Véritable changement idéologique de ce parti inspiré de la mouvance des Frères Musulmans ou double discours ? Il est très tôt pour le savoir. Les craintes sont toutefois légion dans le camp laïque. «Les laïcs tunisiens ne doivent pas sous-estimer les risques posés par Ennahda  qui est aujourd’hui tiraillé entre une direction qui affiche un discours politique ouvert et une base souvent plus radicale qui ne rêve que d’imposer la Charia», a averti Ahmed,  le chef de file du Pôle démocratique moderniste (PDM), une coalition regroupant quatre petits partis de gauche, qui souhaite constituer le noyau dur d’un «front moderniste» au sein de l'Assemblée constituante.
Les progressistes  redoutent notamment une remise en question des acquis modernistes arrachés de haute lutte. La Tunisie contemporaine affiche sa relation décomplexée avec l'islam. On peut acheter de l'alcool dans les bars et certains magasins, les femmes ne portent pas toutes le « niqab» ou le hidjab, les touristes bronzent en bikini sur les plages et la communauté juive vit sans crainte. La plupart des Tunisiens suivent les grands préceptes du Coran sans pratiquer un islam radical et s'enorgueillissent de leurs traditions libérales et modernes. « Nous sommes un parti civil qui est favorable à un Etat civil. Jugez-nous sur nos actes et nos propositions, pas sur des présomptions», clame Ali Laârayedh, co-fondateur du parti.
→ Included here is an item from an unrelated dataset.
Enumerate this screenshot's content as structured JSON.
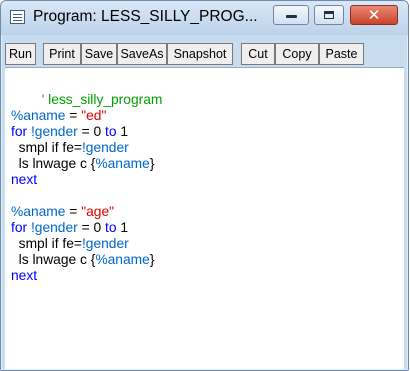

Dans son programme, le mouvement  fondé au début des années 70 surfe sur les thèmes à la mode: indépendance de la justice, séparation du pouvoir, liberté de culte et surtout la lutte contre un chômage endémique. Conscient des difficultés économiques de la Tunisie, Ennahda assure vouloir tendre la main à toutes les forces représentées au sein de la Constituante pour former un gouvernement d’union nationale. Une option que plusieurs grandes  formations modernistes, notamment  le Forum démocratique pour le travail et les libertés (FDTL) et le Congrès pour la République (CPR) ne rejettent pas.  Reste désormais que le mouvement islamiste prouve sur le terrain sa conversion à la démocratie.

Après avoir donné le ton dans le monde arabe, la petite Tunisie semble , de nouveau, être un laboratoire où l’on démontrera si l’islamisme est soluble dans la démocratie dans le monde arabe.